Kipepeo (Swahili language for butterfly) is a community-based enterprise that supports the livelihoods of people living around Arabuko Sokoke forest in coastal Kenya, East Africa; This provides opportunities to interested volunteers to participate in the conservation of a forest with high biodiversity and endemism. Kipepeo seeks to demonstrate the tangible link between conservation and livelihood.

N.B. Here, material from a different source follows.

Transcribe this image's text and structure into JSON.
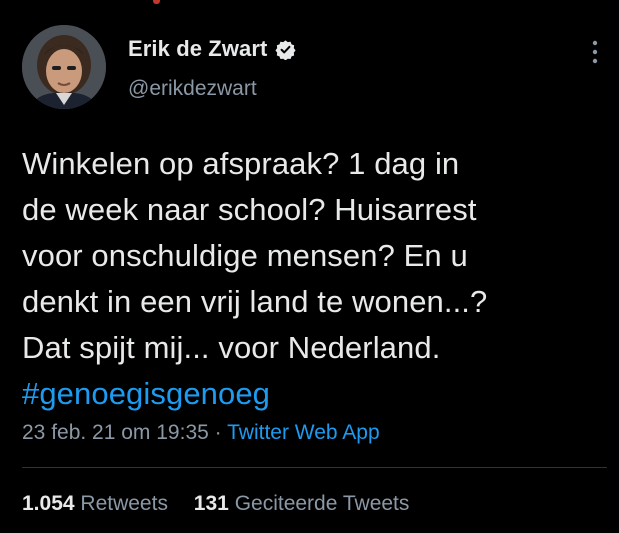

Fostering an increased awareness & better understanding of the natural environment is one of the primary course of Kipepeo project, to achieve this goal the project extension work closely with teachers/students through its multi-faceted environmental education program
Since African butterfly is unique and attracts many clients in other countries, the project currently markets butterfly and moth pupae and other live insects as well as honey and silk cloth produced by the community. The live insects hatched from our pupae are exported and displayed in insect parks globally. As the market place for nature-based products from the Arabuko Sokoke forest, Kipepeo coordinates production, sales and ensures through training and monitoring that the insects are bred and raised on-farm in a sustainable manner from the wild parent stock. The purchase of Kipepeo products contributes directly to the conservation of critical natural heritage for future generations
Since the Kipepeo Project started in 1993 farmers collect the butterfly from the forest and breed them to sell the pupae which are exported to markets in the United States of America the United Kingdom and other European countries.